The Vision for Alternative Development (VALD) is calling on the Ministry of Health and FDA in line with Article 16 of the WHO Framework Convention on Tobacco Control (FCTC) and the national tobacco control laws and regulations, to ensure that the sale of single sticks of tobacco product is prohibited with immediate effect.
Speaking at a news conference in Accra, the Programmes Director of VALD, Labram Massawudu Musah said some gaps that have been identified makes it difficult to protect the children and the youth especially from the scourge of tobacco and the tobacco industry.
He indicated that the newest trend is the introduction of shisha/waterpipe tobacco which is being accepted by many of our youth today.
Mr. Musah noted that Shisha is far dangerous than the traditional cigarette and because of the shisha pipes and the water inside, it contributes to the spread of infectious and communicable diseases such as HIV/AIDS, Tuberculosis and hepatitis.
“The Vision for Alternative Development believes that stringent measures are necessary to provide lasting solutions to the problem of selling single sticks of cigarettes to children and exposing them to cigarette in Ghana and Africa,” Mr Musah stated.
According to the Global Youth Tobacco Survey (GYTS) conduct in 2009 in Ghana, 12.5% currently use any tobacco product (Male = 14.1%, Female = 10.6%). It is sad to note that every year more than 3400 of people in Ghana are killed by tobacco-caused diseases, while more than 53,000 children and more than 75,0000 adults continue to use tobacco each day according to the tobacco atlas.
He added that the findings suggested that the availability of single sticks of cigarette allows individuals with few resources, such as the youth and the poor to buy tobacco products.
According to him, the sale of single sticks undermines existing effective tobacco control policies by limiting an individual’s exposure to health warning labels and lessening the impact of tobacco tax increases on cigarette packs.
Mr Musah noted that the sale of single stick of cigarettes is problematic because single sticks are cheaper than a full pack of cigarettes and, consequently, make tobacco more affordable to youth and other individuals with limited resources.

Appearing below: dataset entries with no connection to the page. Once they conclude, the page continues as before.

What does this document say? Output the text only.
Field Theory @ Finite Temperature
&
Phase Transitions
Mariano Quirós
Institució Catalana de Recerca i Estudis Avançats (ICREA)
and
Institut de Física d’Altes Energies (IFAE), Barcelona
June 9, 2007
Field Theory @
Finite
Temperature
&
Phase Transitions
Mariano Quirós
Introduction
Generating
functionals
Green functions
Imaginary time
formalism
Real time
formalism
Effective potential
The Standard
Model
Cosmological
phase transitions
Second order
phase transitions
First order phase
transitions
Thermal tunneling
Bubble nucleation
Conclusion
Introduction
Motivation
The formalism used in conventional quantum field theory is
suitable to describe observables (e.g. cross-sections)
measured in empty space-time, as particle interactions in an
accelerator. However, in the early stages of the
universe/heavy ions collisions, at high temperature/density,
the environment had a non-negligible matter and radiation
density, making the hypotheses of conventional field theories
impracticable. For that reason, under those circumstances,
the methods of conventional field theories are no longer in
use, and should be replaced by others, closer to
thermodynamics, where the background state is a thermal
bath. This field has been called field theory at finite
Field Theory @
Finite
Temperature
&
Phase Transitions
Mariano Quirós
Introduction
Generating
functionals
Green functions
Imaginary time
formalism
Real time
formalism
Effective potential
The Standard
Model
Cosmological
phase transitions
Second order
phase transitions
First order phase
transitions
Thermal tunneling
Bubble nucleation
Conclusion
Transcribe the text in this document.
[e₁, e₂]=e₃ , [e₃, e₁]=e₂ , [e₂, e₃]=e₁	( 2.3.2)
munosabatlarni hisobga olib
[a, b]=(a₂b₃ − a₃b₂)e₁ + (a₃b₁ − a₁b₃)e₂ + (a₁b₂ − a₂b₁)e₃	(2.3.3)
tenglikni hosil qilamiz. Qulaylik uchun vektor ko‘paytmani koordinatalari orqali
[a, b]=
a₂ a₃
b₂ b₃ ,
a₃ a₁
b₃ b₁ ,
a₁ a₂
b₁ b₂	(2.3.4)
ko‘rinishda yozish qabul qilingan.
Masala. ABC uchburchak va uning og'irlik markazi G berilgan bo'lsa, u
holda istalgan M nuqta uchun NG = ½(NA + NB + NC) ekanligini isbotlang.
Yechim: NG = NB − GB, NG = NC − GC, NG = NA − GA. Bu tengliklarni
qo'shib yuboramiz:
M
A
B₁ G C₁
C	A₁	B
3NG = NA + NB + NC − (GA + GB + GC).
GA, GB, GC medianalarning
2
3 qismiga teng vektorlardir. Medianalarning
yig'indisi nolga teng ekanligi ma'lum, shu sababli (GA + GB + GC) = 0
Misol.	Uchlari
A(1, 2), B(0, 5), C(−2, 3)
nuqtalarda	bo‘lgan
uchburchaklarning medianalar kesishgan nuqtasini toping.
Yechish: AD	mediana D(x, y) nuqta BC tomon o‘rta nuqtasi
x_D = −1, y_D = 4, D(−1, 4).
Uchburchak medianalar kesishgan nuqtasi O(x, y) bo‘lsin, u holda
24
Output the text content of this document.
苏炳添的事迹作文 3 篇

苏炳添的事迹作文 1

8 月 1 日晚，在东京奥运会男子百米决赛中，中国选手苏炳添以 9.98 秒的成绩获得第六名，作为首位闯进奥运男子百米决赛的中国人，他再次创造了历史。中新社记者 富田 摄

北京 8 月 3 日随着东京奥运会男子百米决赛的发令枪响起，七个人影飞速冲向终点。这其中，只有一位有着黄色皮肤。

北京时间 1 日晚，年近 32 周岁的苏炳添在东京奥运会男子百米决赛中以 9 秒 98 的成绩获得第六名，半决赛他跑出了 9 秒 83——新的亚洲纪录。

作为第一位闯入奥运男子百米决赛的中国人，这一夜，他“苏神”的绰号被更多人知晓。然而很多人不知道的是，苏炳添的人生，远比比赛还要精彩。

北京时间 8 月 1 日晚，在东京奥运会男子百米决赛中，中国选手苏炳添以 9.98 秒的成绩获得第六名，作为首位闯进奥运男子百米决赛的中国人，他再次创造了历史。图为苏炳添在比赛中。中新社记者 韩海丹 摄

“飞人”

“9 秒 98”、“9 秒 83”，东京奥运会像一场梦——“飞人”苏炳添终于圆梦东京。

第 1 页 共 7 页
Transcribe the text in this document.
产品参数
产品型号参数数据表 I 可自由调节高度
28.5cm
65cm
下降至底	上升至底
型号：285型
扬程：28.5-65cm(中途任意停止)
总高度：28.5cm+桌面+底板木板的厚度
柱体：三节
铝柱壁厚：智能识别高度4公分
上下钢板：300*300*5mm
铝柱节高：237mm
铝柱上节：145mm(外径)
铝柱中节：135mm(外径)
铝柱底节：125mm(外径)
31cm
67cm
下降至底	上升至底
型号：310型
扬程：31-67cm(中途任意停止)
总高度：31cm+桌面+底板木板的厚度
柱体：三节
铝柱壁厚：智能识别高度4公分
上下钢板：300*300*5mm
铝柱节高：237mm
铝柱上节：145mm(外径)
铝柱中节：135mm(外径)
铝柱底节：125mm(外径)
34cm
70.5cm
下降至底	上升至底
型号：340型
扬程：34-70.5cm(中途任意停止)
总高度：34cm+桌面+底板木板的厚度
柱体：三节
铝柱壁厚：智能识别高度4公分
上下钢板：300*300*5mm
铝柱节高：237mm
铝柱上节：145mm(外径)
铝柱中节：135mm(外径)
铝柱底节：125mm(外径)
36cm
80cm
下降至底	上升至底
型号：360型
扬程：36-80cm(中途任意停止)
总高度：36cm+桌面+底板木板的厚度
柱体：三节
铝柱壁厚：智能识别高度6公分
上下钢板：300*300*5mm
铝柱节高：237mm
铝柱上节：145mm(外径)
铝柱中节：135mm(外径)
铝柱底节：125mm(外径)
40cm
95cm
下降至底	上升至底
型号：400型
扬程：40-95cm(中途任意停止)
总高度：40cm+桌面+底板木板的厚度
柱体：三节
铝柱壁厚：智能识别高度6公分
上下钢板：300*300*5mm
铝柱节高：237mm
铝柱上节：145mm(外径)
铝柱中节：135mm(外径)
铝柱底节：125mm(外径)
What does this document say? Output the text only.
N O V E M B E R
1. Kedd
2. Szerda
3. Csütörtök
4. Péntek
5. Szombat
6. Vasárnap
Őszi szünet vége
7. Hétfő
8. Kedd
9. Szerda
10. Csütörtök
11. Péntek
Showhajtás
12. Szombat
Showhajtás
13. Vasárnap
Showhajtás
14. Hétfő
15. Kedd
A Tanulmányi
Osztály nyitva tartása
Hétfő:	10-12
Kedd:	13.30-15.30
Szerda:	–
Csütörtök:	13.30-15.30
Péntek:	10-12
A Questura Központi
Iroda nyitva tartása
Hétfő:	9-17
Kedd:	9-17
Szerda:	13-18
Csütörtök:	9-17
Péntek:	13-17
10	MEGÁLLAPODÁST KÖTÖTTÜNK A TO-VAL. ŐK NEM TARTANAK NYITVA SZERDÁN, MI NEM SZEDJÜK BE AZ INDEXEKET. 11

He added that the sale of single stick cigarette facilitate experimentation among the youth who have not yet become regular smokers. This is one of the major reason why the tobacco industry vehemently opposes sale of cigarettes in a pack of 20 sticks.
Mr Musah noted it also undermines smokers’ efforts to quit. One study conducted in Mexico found that smokers who experience more frequent cravings to smoke because of seeing single cigarettes for sale, are less likely to intend to quit when compared to smokers who do not experience such cues or cravings.
He, in line with Article 13 of the FCTC and the national tobacco control laws and regulations, call on the Ministry of Health and FDA to comprehensively enforce the ban on all forms of tobacco advertising, promotion and sponsorship and this should include any advertising or promotional materials related to single sticks.
Mr Musah urged the authorities to ensure that cigarettes are not sold close to educational institution, hospitals, children playing grounds and places where children are cared for.
He advocated for the authorities to call on the British American Tobacco and their allies to ensure that their retailers do not expose and sell tobacco to children.
Labram Massawudu Musah intimated that one of the measures to aid the achievement of the Sustainable Development Goals is tax on tobacco products which will serve as revenue stream for government and also discourages smoking and initiation.